O discurso de Lula durou 15 minutos (detalhe importante que também nenhum outro veículo reportou). Para quem conhece Lula, 15 minutos é sinal de que ele estava ali tentando se livrar rapidamente do mico. Afinal, ele é candidato a presidente, não puxador de público para artista decadente. Lula já mandou avisar: da próxima vez, ou é a Anitta ou não contem com ele.

Criptomoedas não são dinheiro

As criptomoedas estão quase se tornando uma moeda corrente! É a sensação que se tem ao ler reportagens como a que saiu hoje no Estadão.

Faz-me lembrar de matérias que de vez em quando saem no UOL, afirmando, por exemplo, que “está cada vez mais na moda homens usando saia”. Pois é, talvez seja mais fácil encontrar um homem usando saia do que uma empresa que aceite criptomoeda como forma de pagamento.

E atenção! Não me refiro a este engodo que a reportagem quer nos fazer passar como “uso de criptomoeda”. Isso que vai descrito é apenas uma interface para fazer o câmbio de criptomoedas por reais, a moeda que realmente vale. O proprietário de um dos estabelecimentos admite candidamente que a volatilidade da moeda é do cliente, não dele. O mesmo admite a prefeitura do Rio, que vai passar a “aceitar” criptomoedas para o pagamento do IPTU.
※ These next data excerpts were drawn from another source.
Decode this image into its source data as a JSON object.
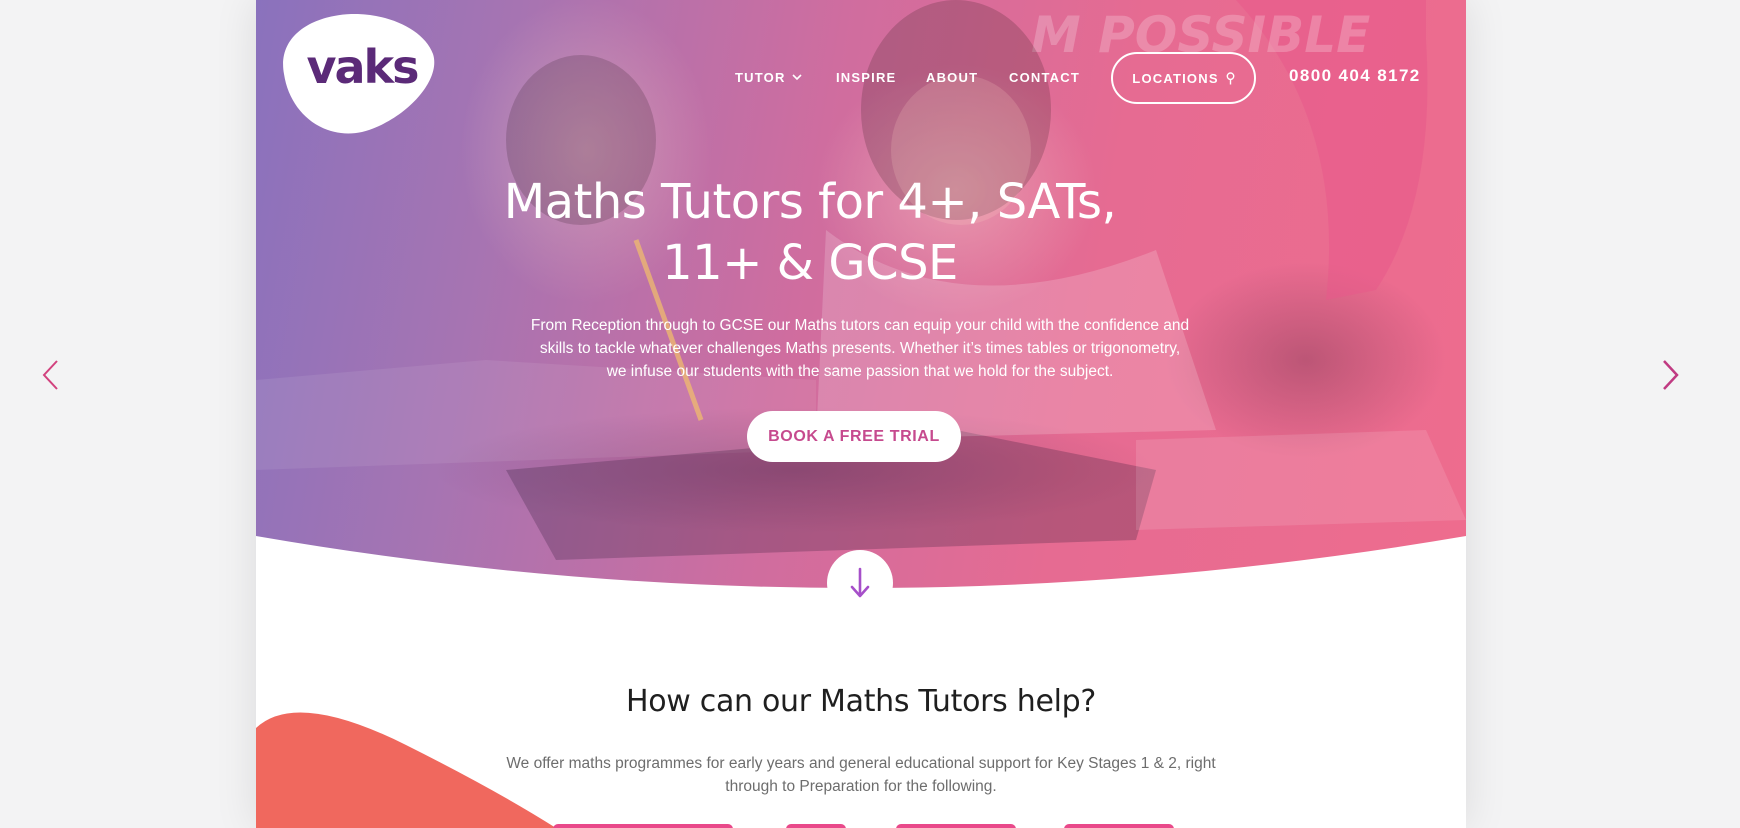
{
  "logo": {
    "text": "vaks"
  },
  "nav": {
    "tutor": "TUTOR",
    "inspire": "INSPIRE",
    "about": "ABOUT",
    "contact": "CONTACT",
    "locations": "LOCATIONS",
    "phone": "0800 404 8172"
  },
  "hero": {
    "title_line1": "Maths Tutors for 4+, SATs,",
    "title_line2": "11+ & GCSE",
    "text": "From Reception through to GCSE our Maths tutors can equip your child with the confidence and skills to tackle whatever challenges Maths presents. Whether it’s times tables or trigonometry, we infuse our students with the same passion that we hold for the subject.",
    "cta": "BOOK A FREE TRIAL",
    "background_text": "M POSSIBLE"
  },
  "section": {
    "title": "How can our Maths Tutors help?",
    "text": "We offer maths programmes for early years and general educational support for Key Stages 1 & 2, right through to Preparation for the following."
  },
  "colors": {
    "page_bg": "#f3f3f4",
    "gradient_start": "#8a72bd",
    "gradient_end": "#ee6c8e",
    "logo_purple": "#5b2a78",
    "cta_text": "#c64a8e",
    "arrow_purple": "#a64fc9",
    "coral": "#f0685e",
    "tab_pink": "#e9498a",
    "gallery_arrow": "#d2427e"
  },
  "icons": {
    "gallery_prev": "chevron-left-icon",
    "gallery_next": "chevron-right-icon",
    "tutor_dropdown": "chevron-down-icon",
    "location": "map-pin-icon",
    "scroll": "arrow-down-icon"
  }
}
Vou tentar explicar melhor: tanto o preço da mercadoria quanto o IPTU do Rio continuarão sendo determinados EM REAIS. O feliz proprietário dos bitcoins, para usá-los para pagar a mercadoria e o IPTU, vai precisar antes converter seus bitcoins em reais. O que o estabelecimento e a prefeitura vão fazer é acoplar uma dessas empresas de câmbio de bitcoins aos seus sistemas, de modo que o dono dos bitcoins não precise fazer a operação de venda da moeda eletrônica antes de fazer o pagamento em reais. Seria o mesmo que as empresas ou a prefeitura aceitassem pagamento em, sei lá, carros usados, e contratassem agências de carros usados que fizessem a troca desses carros por reais. As agências entregam reais para as empresas e para a prefeitura e ficam com os carros usados. O risco da “cotação” do carro usado, obviamente, fica todo com o cliente. Carro usado foi apenas um exemplo, qualquer outra “moeda” poderia ser usada, o bitcoin não é nem melhor nem pior, só tem mais glamour.
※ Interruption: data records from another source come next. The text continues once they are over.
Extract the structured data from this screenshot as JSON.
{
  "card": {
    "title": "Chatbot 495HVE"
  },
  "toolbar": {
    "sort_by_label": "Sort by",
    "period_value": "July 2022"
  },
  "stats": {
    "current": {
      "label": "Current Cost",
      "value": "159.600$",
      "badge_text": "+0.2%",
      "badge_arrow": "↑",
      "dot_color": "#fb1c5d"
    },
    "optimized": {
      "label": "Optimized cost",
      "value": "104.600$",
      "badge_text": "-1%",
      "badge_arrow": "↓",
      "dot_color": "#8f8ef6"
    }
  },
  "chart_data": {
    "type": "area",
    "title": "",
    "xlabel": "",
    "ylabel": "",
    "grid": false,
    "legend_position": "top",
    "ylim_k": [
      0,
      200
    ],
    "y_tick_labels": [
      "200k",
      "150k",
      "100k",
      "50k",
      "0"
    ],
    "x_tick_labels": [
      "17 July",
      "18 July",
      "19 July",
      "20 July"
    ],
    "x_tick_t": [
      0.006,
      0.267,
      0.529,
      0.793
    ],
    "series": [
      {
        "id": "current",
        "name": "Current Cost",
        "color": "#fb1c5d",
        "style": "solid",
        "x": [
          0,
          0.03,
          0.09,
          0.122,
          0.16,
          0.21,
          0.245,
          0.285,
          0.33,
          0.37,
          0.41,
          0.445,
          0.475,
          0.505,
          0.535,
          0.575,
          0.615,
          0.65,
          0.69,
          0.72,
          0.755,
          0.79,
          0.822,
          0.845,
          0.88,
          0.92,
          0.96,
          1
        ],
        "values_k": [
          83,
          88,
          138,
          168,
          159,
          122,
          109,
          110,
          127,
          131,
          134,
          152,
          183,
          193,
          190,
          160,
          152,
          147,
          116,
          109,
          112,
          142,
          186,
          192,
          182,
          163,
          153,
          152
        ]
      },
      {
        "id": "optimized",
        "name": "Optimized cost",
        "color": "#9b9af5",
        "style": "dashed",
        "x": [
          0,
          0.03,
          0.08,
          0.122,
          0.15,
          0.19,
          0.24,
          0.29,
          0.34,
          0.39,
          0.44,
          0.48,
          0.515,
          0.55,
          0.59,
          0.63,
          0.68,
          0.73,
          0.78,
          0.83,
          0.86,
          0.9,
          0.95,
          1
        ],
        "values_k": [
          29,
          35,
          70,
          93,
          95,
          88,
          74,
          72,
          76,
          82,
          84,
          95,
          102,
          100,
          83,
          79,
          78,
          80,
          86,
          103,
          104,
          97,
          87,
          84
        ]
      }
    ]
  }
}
Trata-se, apenas, de uma conveniência, não de uma revolução. Revolução mesmo seria a empresa e a prefeitura estabelecerem o preço EM BITCOINS, não em reais. Aí sim, estaríamos em outro sistema monetário. Mas, além de ser proibido por lei transacionar em outra moeda que não o real, ninguém ainda é louco o suficiente para atrelar suas receitas a uma “moeda” que tem o triplo da volatilidade da bolsa de valores. Criptomoeda serve para especulação, você compra esperando que haverá alguém lá na frente que compre de você mais caro. Só isso.